Im Windkraftgelände Stillfüssel bei Wald-Michelbach Anfang Juni gefunden: Ein Uhu-Kücken, das aus seinem Nest geflüchtet oder vertrieben worden war.

Inzwischen zu einem fast ausgewachsenen Tier gereift, ist der junge Uhu, der von Naturschutz-Experten aufgezogen wurde, und demnächst an seinem Geburtsort ausgewildert werden soll. Fotos: Andreas Krauch

„Offenbar wurde für die Planungen zum Windenergiepark Stillfüssel eine ornithologische und artenschutzrechtliche Erfassung nur oberflächlich durchgeführt“ + + + Verwaltungsgericht unter Zugzwang

ODENWALD. - Auch wenn der im Frühjahr diesen Jahres auf dem Wald-Michelbacher Höhenzug >Stillfüssel< durch einen vermeintlichen Experten mehr oder weniger mutwillig zerstörte Brutplatz bis dato durch die Staatsanwaltschaft Darmstadt noch nicht zur Untersuchung über die Erbauer des Horsts freigegeben wurde, führt der namhafte Ornithologe Michael Wink die der Genehmigung des Windparks Stillfüssel zugrunde liegenden Gutachten angeblicher Experten ad absurdum.

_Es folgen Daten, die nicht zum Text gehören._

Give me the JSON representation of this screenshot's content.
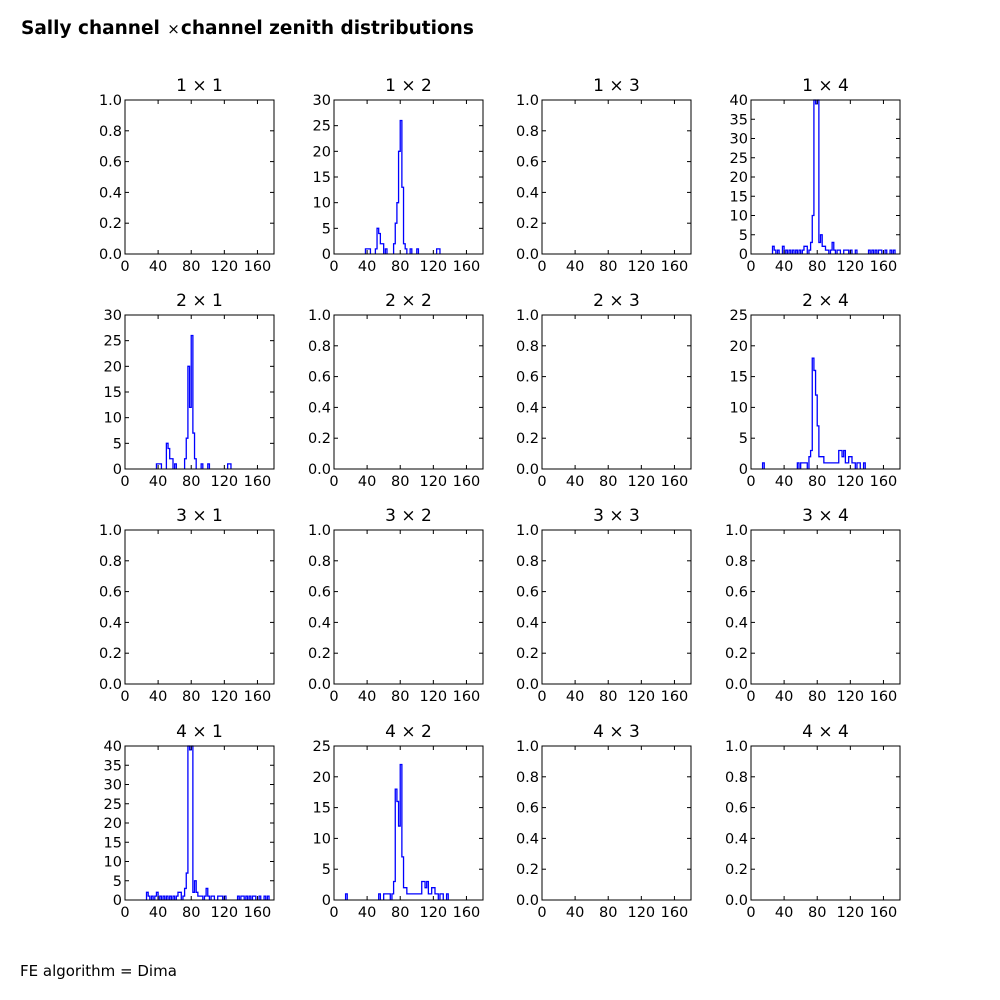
{
  "figure": {
    "title_prefix": "Sally channel",
    "title_times": "×",
    "title_suffix": "channel zenith distributions",
    "footnote": "FE algorithm = Dima"
  },
  "colors": {
    "series": "#0000ff",
    "axes": "#000000",
    "background": "#ffffff"
  },
  "chart_data": [
    {
      "type": "bar",
      "row": 1,
      "col": 1,
      "title": "1  × 1",
      "xlim": [
        0,
        180
      ],
      "ylim": [
        0,
        1
      ],
      "xticks": [
        0,
        40,
        80,
        120,
        160
      ],
      "yticks": [
        "0.0",
        "0.2",
        "0.4",
        "0.6",
        "0.8",
        "1.0"
      ],
      "bins": []
    },
    {
      "type": "bar",
      "row": 1,
      "col": 2,
      "title": "1  × 2",
      "xlim": [
        0,
        180
      ],
      "ylim": [
        0,
        30
      ],
      "xticks": [
        0,
        40,
        80,
        120,
        160
      ],
      "yticks": [
        "0",
        "5",
        "10",
        "15",
        "20",
        "25",
        "30"
      ],
      "bins": [
        [
          38,
          1
        ],
        [
          40,
          1
        ],
        [
          42,
          1
        ],
        [
          50,
          1
        ],
        [
          52,
          5
        ],
        [
          54,
          4
        ],
        [
          56,
          2
        ],
        [
          58,
          2
        ],
        [
          62,
          1
        ],
        [
          72,
          2
        ],
        [
          74,
          6
        ],
        [
          76,
          10
        ],
        [
          78,
          20
        ],
        [
          80,
          26
        ],
        [
          82,
          13
        ],
        [
          84,
          2
        ],
        [
          86,
          1
        ],
        [
          92,
          1
        ],
        [
          100,
          1
        ],
        [
          124,
          1
        ],
        [
          126,
          1
        ]
      ]
    },
    {
      "type": "bar",
      "row": 1,
      "col": 3,
      "title": "1  × 3",
      "xlim": [
        0,
        180
      ],
      "ylim": [
        0,
        1
      ],
      "xticks": [
        0,
        40,
        80,
        120,
        160
      ],
      "yticks": [
        "0.0",
        "0.2",
        "0.4",
        "0.6",
        "0.8",
        "1.0"
      ],
      "bins": []
    },
    {
      "type": "bar",
      "row": 1,
      "col": 4,
      "title": "1  × 4",
      "xlim": [
        0,
        180
      ],
      "ylim": [
        0,
        40
      ],
      "xticks": [
        0,
        40,
        80,
        120,
        160
      ],
      "yticks": [
        "0",
        "5",
        "10",
        "15",
        "20",
        "25",
        "30",
        "35",
        "40"
      ],
      "bins": [
        [
          26,
          2
        ],
        [
          28,
          1
        ],
        [
          32,
          1
        ],
        [
          38,
          2
        ],
        [
          42,
          1
        ],
        [
          46,
          1
        ],
        [
          50,
          1
        ],
        [
          54,
          1
        ],
        [
          58,
          1
        ],
        [
          62,
          1
        ],
        [
          64,
          2
        ],
        [
          66,
          2
        ],
        [
          70,
          1
        ],
        [
          72,
          3
        ],
        [
          74,
          10
        ],
        [
          76,
          40
        ],
        [
          78,
          39
        ],
        [
          80,
          40
        ],
        [
          82,
          3
        ],
        [
          84,
          5
        ],
        [
          86,
          2
        ],
        [
          88,
          2
        ],
        [
          90,
          1
        ],
        [
          92,
          1
        ],
        [
          96,
          1
        ],
        [
          98,
          3
        ],
        [
          100,
          1
        ],
        [
          104,
          1
        ],
        [
          106,
          1
        ],
        [
          112,
          1
        ],
        [
          114,
          1
        ],
        [
          116,
          1
        ],
        [
          120,
          1
        ],
        [
          126,
          1
        ],
        [
          142,
          1
        ],
        [
          146,
          1
        ],
        [
          150,
          1
        ],
        [
          154,
          1
        ],
        [
          156,
          1
        ],
        [
          162,
          1
        ],
        [
          168,
          1
        ],
        [
          172,
          1
        ]
      ]
    },
    {
      "type": "bar",
      "row": 2,
      "col": 1,
      "title": "2  × 1",
      "xlim": [
        0,
        180
      ],
      "ylim": [
        0,
        30
      ],
      "xticks": [
        0,
        40,
        80,
        120,
        160
      ],
      "yticks": [
        "0",
        "5",
        "10",
        "15",
        "20",
        "25",
        "30"
      ],
      "bins": [
        [
          38,
          1
        ],
        [
          40,
          1
        ],
        [
          42,
          1
        ],
        [
          50,
          5
        ],
        [
          52,
          4
        ],
        [
          54,
          2
        ],
        [
          56,
          2
        ],
        [
          60,
          1
        ],
        [
          72,
          2
        ],
        [
          74,
          6
        ],
        [
          76,
          20
        ],
        [
          78,
          12
        ],
        [
          80,
          26
        ],
        [
          82,
          7
        ],
        [
          84,
          2
        ],
        [
          92,
          1
        ],
        [
          100,
          1
        ],
        [
          124,
          1
        ],
        [
          126,
          1
        ]
      ]
    },
    {
      "type": "bar",
      "row": 2,
      "col": 2,
      "title": "2  × 2",
      "xlim": [
        0,
        180
      ],
      "ylim": [
        0,
        1
      ],
      "xticks": [
        0,
        40,
        80,
        120,
        160
      ],
      "yticks": [
        "0.0",
        "0.2",
        "0.4",
        "0.6",
        "0.8",
        "1.0"
      ],
      "bins": []
    },
    {
      "type": "bar",
      "row": 2,
      "col": 3,
      "title": "2  × 3",
      "xlim": [
        0,
        180
      ],
      "ylim": [
        0,
        1
      ],
      "xticks": [
        0,
        40,
        80,
        120,
        160
      ],
      "yticks": [
        "0.0",
        "0.2",
        "0.4",
        "0.6",
        "0.8",
        "1.0"
      ],
      "bins": []
    },
    {
      "type": "bar",
      "row": 2,
      "col": 4,
      "title": "2  × 4",
      "xlim": [
        0,
        180
      ],
      "ylim": [
        0,
        25
      ],
      "xticks": [
        0,
        40,
        80,
        120,
        160
      ],
      "yticks": [
        "0",
        "5",
        "10",
        "15",
        "20",
        "25"
      ],
      "bins": [
        [
          14,
          1
        ],
        [
          56,
          1
        ],
        [
          60,
          1
        ],
        [
          62,
          1
        ],
        [
          64,
          1
        ],
        [
          66,
          1
        ],
        [
          70,
          2
        ],
        [
          72,
          3
        ],
        [
          74,
          18
        ],
        [
          76,
          16
        ],
        [
          78,
          12
        ],
        [
          80,
          7
        ],
        [
          82,
          2
        ],
        [
          84,
          2
        ],
        [
          86,
          2
        ],
        [
          88,
          1
        ],
        [
          90,
          1
        ],
        [
          92,
          1
        ],
        [
          94,
          1
        ],
        [
          96,
          1
        ],
        [
          98,
          1
        ],
        [
          100,
          1
        ],
        [
          102,
          1
        ],
        [
          104,
          1
        ],
        [
          106,
          3
        ],
        [
          108,
          3
        ],
        [
          110,
          2
        ],
        [
          112,
          3
        ],
        [
          114,
          1
        ],
        [
          116,
          1
        ],
        [
          118,
          2
        ],
        [
          120,
          2
        ],
        [
          122,
          1
        ],
        [
          124,
          1
        ],
        [
          128,
          1
        ],
        [
          130,
          1
        ],
        [
          136,
          1
        ]
      ]
    },
    {
      "type": "bar",
      "row": 3,
      "col": 1,
      "title": "3  × 1",
      "xlim": [
        0,
        180
      ],
      "ylim": [
        0,
        1
      ],
      "xticks": [
        0,
        40,
        80,
        120,
        160
      ],
      "yticks": [
        "0.0",
        "0.2",
        "0.4",
        "0.6",
        "0.8",
        "1.0"
      ],
      "bins": []
    },
    {
      "type": "bar",
      "row": 3,
      "col": 2,
      "title": "3  × 2",
      "xlim": [
        0,
        180
      ],
      "ylim": [
        0,
        1
      ],
      "xticks": [
        0,
        40,
        80,
        120,
        160
      ],
      "yticks": [
        "0.0",
        "0.2",
        "0.4",
        "0.6",
        "0.8",
        "1.0"
      ],
      "bins": []
    },
    {
      "type": "bar",
      "row": 3,
      "col": 3,
      "title": "3  × 3",
      "xlim": [
        0,
        180
      ],
      "ylim": [
        0,
        1
      ],
      "xticks": [
        0,
        40,
        80,
        120,
        160
      ],
      "yticks": [
        "0.0",
        "0.2",
        "0.4",
        "0.6",
        "0.8",
        "1.0"
      ],
      "bins": []
    },
    {
      "type": "bar",
      "row": 3,
      "col": 4,
      "title": "3  × 4",
      "xlim": [
        0,
        180
      ],
      "ylim": [
        0,
        1
      ],
      "xticks": [
        0,
        40,
        80,
        120,
        160
      ],
      "yticks": [
        "0.0",
        "0.2",
        "0.4",
        "0.6",
        "0.8",
        "1.0"
      ],
      "bins": []
    },
    {
      "type": "bar",
      "row": 4,
      "col": 1,
      "title": "4  × 1",
      "xlim": [
        0,
        180
      ],
      "ylim": [
        0,
        40
      ],
      "xticks": [
        0,
        40,
        80,
        120,
        160
      ],
      "yticks": [
        "0",
        "5",
        "10",
        "15",
        "20",
        "25",
        "30",
        "35",
        "40"
      ],
      "bins": [
        [
          26,
          2
        ],
        [
          28,
          1
        ],
        [
          32,
          1
        ],
        [
          36,
          1
        ],
        [
          38,
          2
        ],
        [
          42,
          1
        ],
        [
          46,
          1
        ],
        [
          50,
          1
        ],
        [
          54,
          1
        ],
        [
          58,
          1
        ],
        [
          62,
          1
        ],
        [
          64,
          2
        ],
        [
          66,
          2
        ],
        [
          70,
          1
        ],
        [
          72,
          3
        ],
        [
          74,
          7
        ],
        [
          76,
          40
        ],
        [
          78,
          39
        ],
        [
          80,
          40
        ],
        [
          82,
          2
        ],
        [
          84,
          5
        ],
        [
          86,
          2
        ],
        [
          88,
          1
        ],
        [
          90,
          1
        ],
        [
          92,
          1
        ],
        [
          96,
          1
        ],
        [
          98,
          3
        ],
        [
          100,
          1
        ],
        [
          104,
          1
        ],
        [
          106,
          1
        ],
        [
          112,
          1
        ],
        [
          114,
          1
        ],
        [
          116,
          1
        ],
        [
          120,
          1
        ],
        [
          136,
          1
        ],
        [
          140,
          1
        ],
        [
          142,
          1
        ],
        [
          146,
          1
        ],
        [
          150,
          1
        ],
        [
          154,
          1
        ],
        [
          156,
          1
        ],
        [
          162,
          1
        ],
        [
          168,
          1
        ],
        [
          172,
          1
        ]
      ]
    },
    {
      "type": "bar",
      "row": 4,
      "col": 2,
      "title": "4  × 2",
      "xlim": [
        0,
        180
      ],
      "ylim": [
        0,
        25
      ],
      "xticks": [
        0,
        40,
        80,
        120,
        160
      ],
      "yticks": [
        "0",
        "5",
        "10",
        "15",
        "20",
        "25"
      ],
      "bins": [
        [
          14,
          1
        ],
        [
          54,
          1
        ],
        [
          60,
          1
        ],
        [
          62,
          1
        ],
        [
          64,
          1
        ],
        [
          66,
          1
        ],
        [
          70,
          1
        ],
        [
          72,
          3
        ],
        [
          74,
          18
        ],
        [
          76,
          16
        ],
        [
          78,
          12
        ],
        [
          80,
          22
        ],
        [
          82,
          7
        ],
        [
          84,
          2
        ],
        [
          86,
          2
        ],
        [
          88,
          1
        ],
        [
          90,
          1
        ],
        [
          92,
          1
        ],
        [
          94,
          1
        ],
        [
          96,
          1
        ],
        [
          98,
          1
        ],
        [
          100,
          1
        ],
        [
          102,
          1
        ],
        [
          104,
          1
        ],
        [
          106,
          3
        ],
        [
          108,
          3
        ],
        [
          110,
          2
        ],
        [
          112,
          3
        ],
        [
          114,
          1
        ],
        [
          116,
          1
        ],
        [
          118,
          2
        ],
        [
          120,
          2
        ],
        [
          122,
          1
        ],
        [
          124,
          1
        ],
        [
          128,
          1
        ],
        [
          130,
          1
        ],
        [
          136,
          1
        ]
      ]
    },
    {
      "type": "bar",
      "row": 4,
      "col": 3,
      "title": "4  × 3",
      "xlim": [
        0,
        180
      ],
      "ylim": [
        0,
        1
      ],
      "xticks": [
        0,
        40,
        80,
        120,
        160
      ],
      "yticks": [
        "0.0",
        "0.2",
        "0.4",
        "0.6",
        "0.8",
        "1.0"
      ],
      "bins": []
    },
    {
      "type": "bar",
      "row": 4,
      "col": 4,
      "title": "4  × 4",
      "xlim": [
        0,
        180
      ],
      "ylim": [
        0,
        1
      ],
      "xticks": [
        0,
        40,
        80,
        120,
        160
      ],
      "yticks": [
        "0.0",
        "0.2",
        "0.4",
        "0.6",
        "0.8",
        "1.0"
      ],
      "bins": []
    }
  ]
}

Prof. Dr. Michael Wink, Direktor des Instituts für Pharmazie und molekulare Biotechnologie, Abteilung Biologie der Universität Heidelberg, sichtete die vorhandenen Gutachten und Vogel-Beobachtungsdaten aus dem Eiterbachtal, Ulfenbachtal und vor allem im geplanten Windpark Stillfüssel.

Bei 58 nachweislichen Beobachtungen durch Naturschützer wurden alleine in diesem Jahr 64 mal Rotmilane beobachtet, 10 mal Wespenbussarde und 61 mal Schwarzstörche im und rund um das WKA-Baugebiet Stillfüssel gesichtet.

Prof. Dr. Wink: „Erfassung nur oberflächlich durchgeführt“

Außerdem könne sich Prof. Wink als Ornithologe, „der seit vielen Jahren Exkursionen ins Eiterbachtal unternommen hat, somit selbst von der Situation ein Bild machen“. Auch hat er aktuell eigene Beobachtungen angestellt, dabei einen Futter suchenden Schwarzstorch am Eiterbach bei der Brücke nahe dem Wasserwerk beobachtet, „der dann Richtung Stillfüssel flog, wo er vermutlich brütete“.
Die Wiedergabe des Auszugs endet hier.